I have a 5 gallon jug that I add kalkwasser powder to and connected to that jug is an external dosing pump with a tube that goes 3/4 of the way down the jug. Let me know if this is completely wrong:

I don't measure the kalkwasser powder precisely, just eyeball it. Fill a 1 gallon with rodi water, mix some powder, pour it into the jug then top off the jug with another 3-4 gallons of rodi. Shake. I do this in the morning and the pump works at night. I figure if there's excess it'll just settle.

Every 1-2 days, I'll just shake the jug again in the morning which gives it a good 12+ hrs to settle and the solution turns pretty cloudy which I'm guessing is just me remixing the excess that settled.

Any major issues with doing it this way? I dose iirc 3/4 gallon per day but my alkalinity still doesn't get beyond 8dkh so it had me thinking maybe i wasn't being efficient at making my solution fully concentrated.

Unless you measure the potency of the settled limewater, you may just be resuspending and resettling calcium carbonate over and over. My limewater reservoir had an inch thick layer of such mud on the bottom. Just stirring it up does not always add much alk and calcium to the water.
 
Unless you measure the potency of the settled limewater, you may just be resuspending and resettling calcium carbonate over and over. My limewater reservoir had an inch thick layer of such mud on the bottom. Just stirring it up does not always add much alk and calcium to the water.
I'm sure the answer is out there but how to test potency? check ph or tds? or something else. That's what my quick search turned up
 
I'm sure the answer is out there but how to test potency? check ph or tds? or something else. That's what my quick search turned up

A conductivity (tds) meter that reads in the 10.2 mS/cm range is best.

pH can be a crude estimate, with a deviation of 0.3 pH units from true saturation being a 50% drop in potency.

You can also use alk or calcium measurements, but only if the water is 100% settled and clear (the above two methods do not require that).

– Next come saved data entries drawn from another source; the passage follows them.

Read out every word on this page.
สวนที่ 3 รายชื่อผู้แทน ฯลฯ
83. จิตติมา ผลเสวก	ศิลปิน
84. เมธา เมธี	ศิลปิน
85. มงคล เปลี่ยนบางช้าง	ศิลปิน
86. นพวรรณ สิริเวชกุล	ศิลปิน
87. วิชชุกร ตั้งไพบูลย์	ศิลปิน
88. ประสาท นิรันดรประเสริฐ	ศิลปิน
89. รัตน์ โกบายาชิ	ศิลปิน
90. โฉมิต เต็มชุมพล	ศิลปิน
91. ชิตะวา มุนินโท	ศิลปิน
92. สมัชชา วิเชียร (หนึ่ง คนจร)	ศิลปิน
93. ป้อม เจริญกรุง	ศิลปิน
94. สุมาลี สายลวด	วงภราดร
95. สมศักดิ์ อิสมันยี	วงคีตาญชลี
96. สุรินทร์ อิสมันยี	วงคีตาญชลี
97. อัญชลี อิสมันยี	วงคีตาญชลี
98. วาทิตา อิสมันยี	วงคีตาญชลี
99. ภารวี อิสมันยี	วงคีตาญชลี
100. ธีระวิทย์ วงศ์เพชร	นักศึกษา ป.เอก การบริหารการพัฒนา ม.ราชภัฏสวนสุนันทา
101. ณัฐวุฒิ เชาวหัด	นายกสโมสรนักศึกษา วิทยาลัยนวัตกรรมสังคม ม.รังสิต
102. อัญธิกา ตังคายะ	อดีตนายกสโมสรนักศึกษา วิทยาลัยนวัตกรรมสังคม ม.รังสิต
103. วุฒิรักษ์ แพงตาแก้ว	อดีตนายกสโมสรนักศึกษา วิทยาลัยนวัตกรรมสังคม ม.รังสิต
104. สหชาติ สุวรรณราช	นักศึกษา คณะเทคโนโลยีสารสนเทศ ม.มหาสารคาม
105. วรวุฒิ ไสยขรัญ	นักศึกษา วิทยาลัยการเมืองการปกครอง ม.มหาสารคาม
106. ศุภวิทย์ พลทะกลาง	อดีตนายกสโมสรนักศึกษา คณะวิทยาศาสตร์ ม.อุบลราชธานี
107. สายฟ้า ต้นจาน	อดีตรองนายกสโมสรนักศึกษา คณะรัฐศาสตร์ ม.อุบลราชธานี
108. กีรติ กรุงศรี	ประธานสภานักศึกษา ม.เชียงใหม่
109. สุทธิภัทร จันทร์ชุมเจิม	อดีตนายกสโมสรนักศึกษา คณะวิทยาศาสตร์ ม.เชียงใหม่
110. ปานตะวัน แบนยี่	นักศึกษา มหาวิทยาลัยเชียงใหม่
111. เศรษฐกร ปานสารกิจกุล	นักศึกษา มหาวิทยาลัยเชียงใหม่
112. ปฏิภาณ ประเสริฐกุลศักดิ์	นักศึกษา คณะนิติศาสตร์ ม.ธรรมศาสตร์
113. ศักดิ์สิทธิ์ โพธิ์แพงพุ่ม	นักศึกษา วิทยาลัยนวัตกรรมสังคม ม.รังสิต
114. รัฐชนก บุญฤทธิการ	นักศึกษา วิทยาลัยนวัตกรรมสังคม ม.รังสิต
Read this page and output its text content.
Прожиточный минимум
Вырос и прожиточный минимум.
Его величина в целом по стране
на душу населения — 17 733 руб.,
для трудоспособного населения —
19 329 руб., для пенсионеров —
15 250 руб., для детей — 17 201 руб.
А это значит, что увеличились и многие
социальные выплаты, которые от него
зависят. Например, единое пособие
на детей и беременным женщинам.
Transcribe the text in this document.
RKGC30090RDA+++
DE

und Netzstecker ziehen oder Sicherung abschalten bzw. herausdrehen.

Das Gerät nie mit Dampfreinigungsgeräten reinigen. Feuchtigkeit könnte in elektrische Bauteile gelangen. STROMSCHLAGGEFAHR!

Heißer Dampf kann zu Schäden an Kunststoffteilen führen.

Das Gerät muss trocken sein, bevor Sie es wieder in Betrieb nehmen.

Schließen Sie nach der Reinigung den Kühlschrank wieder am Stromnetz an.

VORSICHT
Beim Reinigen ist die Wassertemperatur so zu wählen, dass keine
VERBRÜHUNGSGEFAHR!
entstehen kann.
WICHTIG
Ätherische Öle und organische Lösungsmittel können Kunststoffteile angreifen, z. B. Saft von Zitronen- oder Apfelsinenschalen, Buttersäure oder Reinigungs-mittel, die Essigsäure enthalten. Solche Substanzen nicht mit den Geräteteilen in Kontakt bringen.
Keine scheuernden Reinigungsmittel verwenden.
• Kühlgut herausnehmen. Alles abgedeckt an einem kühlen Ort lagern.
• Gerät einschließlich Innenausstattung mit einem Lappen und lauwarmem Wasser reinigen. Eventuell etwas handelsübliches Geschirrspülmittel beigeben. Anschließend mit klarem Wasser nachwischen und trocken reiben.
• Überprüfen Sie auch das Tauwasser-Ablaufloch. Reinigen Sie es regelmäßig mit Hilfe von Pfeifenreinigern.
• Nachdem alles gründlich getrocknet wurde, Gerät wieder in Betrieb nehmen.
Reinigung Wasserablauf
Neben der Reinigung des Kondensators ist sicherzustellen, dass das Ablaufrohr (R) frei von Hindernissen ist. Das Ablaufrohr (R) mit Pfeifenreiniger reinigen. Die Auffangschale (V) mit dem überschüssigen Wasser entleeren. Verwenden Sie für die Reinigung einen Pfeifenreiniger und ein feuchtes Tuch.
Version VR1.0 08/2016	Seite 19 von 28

I show such measurements here:

What Your Grandmother Never Told You About Lime by Randy Holmes-Farley - Reefkeeping.com

"Saturated limewater has a conductivity of about 10.3 mS/cm at 25ºC, and contains about 808 ppm of calcium and 40.8 meq/l of alkalinity."
 
Hello @Randy Holmes-Farley , sorry to bother you but I dont know many people who knows a lot about chemistry and kalk residues, The issue is I do not live in the US and was looking for cheaper options for purshasing Kalkwasser, I saw that in the US they use Missisipi Lime a lot but bringing a bag of it to my country (Panamá) would be more expensive because they charge me by weight.. so I was looking for some option of Lime in my country and found an Hidrated calcium oxide that states it has 95% purity and I was wondering if it would be OK to use it on my reef tank?
The data sheet is on spanish buy I think you can understand some of it by the percentages and chemical formulas. I hope you can help me.